Конечно, это была Саския.
Но такой Саскии он не знал, он застал ее позднее, когда черты лица сформировались, став законченными, неизменными. А здесь они еще были по-детски переменчивыми, неустоявшимися.
Рембрандт зажег несколько свечей в канделябре, осветил холст, который в свете свечей засиял еще ярче, и осмотрел его внимательно и отстраненно, как если бы это было творение другого, известного ему художника.
Этот художник был хорош. Это был подлинный мастер. Рембрандт даже немного позавидовал ему.
Особенно удалось ему лицо маленькой женщины – одновременно юное и зрелое. Жемчуг сверкал в ее растрепанных, словно взметенных порывом ветра волосах. К поясу подвешен кошелек и мертвый петух – Рембрандт задумался, для чего это художник поместил здесь петуха, но потом понял, что не всякая загадка имеет разгадку и не всегда можно добраться до самого дна истины.
Зато отчетливо понял он другое: только с появлением этой маленькой фигурки, излучающей нежный золотой свет, его картина стала законченной и полноценной, маленькая женщина уравновесила темные фигуры господ стрелков, внесла в композицию завершенность и гармонию.
И когда мейстер Рембрандт хотел уже задуть свечи и покинуть мастерскую, потому что работать дальше было невозможно, маленькая женщина что-то сказала ему.

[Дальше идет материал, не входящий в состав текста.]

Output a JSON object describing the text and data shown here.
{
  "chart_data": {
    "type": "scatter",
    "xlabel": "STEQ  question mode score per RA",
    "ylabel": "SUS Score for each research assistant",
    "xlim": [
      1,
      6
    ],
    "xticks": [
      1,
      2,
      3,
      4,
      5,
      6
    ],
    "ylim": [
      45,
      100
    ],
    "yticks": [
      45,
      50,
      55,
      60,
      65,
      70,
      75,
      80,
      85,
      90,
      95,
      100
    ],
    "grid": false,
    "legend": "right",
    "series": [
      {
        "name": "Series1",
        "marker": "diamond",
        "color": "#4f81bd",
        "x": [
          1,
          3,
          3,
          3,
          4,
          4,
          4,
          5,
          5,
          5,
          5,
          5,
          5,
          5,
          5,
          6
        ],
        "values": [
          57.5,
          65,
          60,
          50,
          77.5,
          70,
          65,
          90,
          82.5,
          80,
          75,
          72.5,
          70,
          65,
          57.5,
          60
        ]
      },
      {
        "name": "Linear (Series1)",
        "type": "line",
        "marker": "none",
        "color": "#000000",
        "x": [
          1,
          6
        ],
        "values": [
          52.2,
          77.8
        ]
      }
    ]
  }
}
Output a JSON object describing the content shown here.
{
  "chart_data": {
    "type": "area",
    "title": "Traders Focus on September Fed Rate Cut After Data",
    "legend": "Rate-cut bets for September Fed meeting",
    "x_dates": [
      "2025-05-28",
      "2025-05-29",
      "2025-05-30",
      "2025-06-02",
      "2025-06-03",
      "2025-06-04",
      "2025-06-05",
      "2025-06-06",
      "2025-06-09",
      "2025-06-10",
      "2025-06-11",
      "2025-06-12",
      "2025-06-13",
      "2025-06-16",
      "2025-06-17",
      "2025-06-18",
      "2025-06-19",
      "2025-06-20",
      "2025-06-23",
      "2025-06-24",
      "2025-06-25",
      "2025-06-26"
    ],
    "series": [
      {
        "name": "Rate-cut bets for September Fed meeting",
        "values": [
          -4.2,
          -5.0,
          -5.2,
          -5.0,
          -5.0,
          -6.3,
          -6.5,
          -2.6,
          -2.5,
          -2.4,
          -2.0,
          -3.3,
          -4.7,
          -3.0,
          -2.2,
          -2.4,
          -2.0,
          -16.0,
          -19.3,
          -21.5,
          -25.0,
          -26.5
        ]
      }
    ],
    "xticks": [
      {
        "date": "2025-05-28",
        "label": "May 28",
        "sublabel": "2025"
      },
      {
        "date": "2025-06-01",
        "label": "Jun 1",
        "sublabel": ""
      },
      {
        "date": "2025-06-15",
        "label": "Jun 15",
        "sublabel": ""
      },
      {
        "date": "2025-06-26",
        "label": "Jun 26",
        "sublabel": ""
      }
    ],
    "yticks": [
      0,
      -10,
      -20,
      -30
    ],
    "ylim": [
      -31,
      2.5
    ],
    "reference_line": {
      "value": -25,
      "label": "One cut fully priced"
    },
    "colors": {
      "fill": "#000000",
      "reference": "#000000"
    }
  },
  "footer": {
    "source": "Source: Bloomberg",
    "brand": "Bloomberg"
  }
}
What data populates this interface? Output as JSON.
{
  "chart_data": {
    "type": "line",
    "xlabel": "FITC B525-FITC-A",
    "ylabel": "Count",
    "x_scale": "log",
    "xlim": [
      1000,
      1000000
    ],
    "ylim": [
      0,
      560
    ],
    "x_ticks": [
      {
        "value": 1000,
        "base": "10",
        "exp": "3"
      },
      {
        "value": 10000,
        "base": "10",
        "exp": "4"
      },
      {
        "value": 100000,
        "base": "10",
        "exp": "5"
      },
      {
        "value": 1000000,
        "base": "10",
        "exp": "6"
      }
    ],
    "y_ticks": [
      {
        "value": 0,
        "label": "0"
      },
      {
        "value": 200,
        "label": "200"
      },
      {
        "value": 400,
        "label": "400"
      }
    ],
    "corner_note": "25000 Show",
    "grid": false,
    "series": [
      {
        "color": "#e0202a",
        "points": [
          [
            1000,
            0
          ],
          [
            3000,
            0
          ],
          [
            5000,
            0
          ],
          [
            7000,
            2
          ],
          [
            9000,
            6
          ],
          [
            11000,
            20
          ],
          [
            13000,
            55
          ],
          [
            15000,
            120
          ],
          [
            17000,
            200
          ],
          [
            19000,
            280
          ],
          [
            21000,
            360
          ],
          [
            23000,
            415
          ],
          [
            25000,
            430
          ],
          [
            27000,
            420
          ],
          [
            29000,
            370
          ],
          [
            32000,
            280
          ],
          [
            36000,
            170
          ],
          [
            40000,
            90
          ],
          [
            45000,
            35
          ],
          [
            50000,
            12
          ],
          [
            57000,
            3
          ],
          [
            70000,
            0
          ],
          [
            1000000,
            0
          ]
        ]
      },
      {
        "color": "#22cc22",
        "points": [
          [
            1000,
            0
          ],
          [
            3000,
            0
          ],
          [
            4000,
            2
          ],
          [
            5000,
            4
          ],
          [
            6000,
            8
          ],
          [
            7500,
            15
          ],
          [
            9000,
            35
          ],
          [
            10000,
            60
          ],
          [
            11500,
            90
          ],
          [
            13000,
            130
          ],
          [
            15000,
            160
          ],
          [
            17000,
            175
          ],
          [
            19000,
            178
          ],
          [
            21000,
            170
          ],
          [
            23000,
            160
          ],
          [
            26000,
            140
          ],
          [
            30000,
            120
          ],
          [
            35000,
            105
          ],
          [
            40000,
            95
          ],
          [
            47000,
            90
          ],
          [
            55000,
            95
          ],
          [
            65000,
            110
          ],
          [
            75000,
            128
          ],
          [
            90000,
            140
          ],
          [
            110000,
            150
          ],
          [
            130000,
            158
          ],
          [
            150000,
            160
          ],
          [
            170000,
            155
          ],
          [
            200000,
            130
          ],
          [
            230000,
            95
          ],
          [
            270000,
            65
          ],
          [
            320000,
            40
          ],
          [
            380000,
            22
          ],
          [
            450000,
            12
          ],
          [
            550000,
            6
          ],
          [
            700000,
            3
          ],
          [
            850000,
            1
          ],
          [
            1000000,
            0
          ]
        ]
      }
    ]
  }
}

Он вздрогнул от неожиданности, поднял выше канделябр, чтобы пламя свечей ярче осветило девичье лицо.
Нет, не может быть. Эти губы, конечно, кажутся живыми, но все же они не могут говорить…
Павел Казимирович Пшибышевский шел по Среднему проспекту Васильевского острова в самом скверном настроении. Настроение его объяснялось двумя причинами: во-первых, с того момента, как он поссорился с мадам Выпетовской, его финансовые дела шли все хуже и хуже. Она не только сама перестала покупать у него «доработанные» картины, но и всех остальных клиентов настроила против Павла Казимировича, дала им понять, что работать с ним опасно и невыгодно. Так что Пшибышевский утратил основной источник своих доходов, и жизнь его потеряла все свои яркие осенние краски. Даже симпатичная особа, проживающая на Малой Морской улице, в простых и доходчивых выражениях объяснила ему, что его визиты совершенно нежелательны, и врезала новые замки.
Хуже всего было то, что вполне отчетливое предчувствие говорило Павлу Казимировичу: мстительная Выпетовская не ограничится чисто экономическими санкциями и следует ожидать еще более серьезных неприятностей. Что толку, что у нее самой сейчас земля горит под ногами? Она-то найдет способ выйти из положения, у нее везде все схвачено, такие всегда выкручиваются. А вот его вполне может сделать крайним, с этим у нее быстро…
Второй причиной скверного настроения был неожиданно разыгравшийся гастрит. То есть нельзя назвать это действительно неожиданностью – это поведение гастрита было, несомненно, спровоцировано тяжелыми мыслями, переживаниями и ухудшившимся питанием.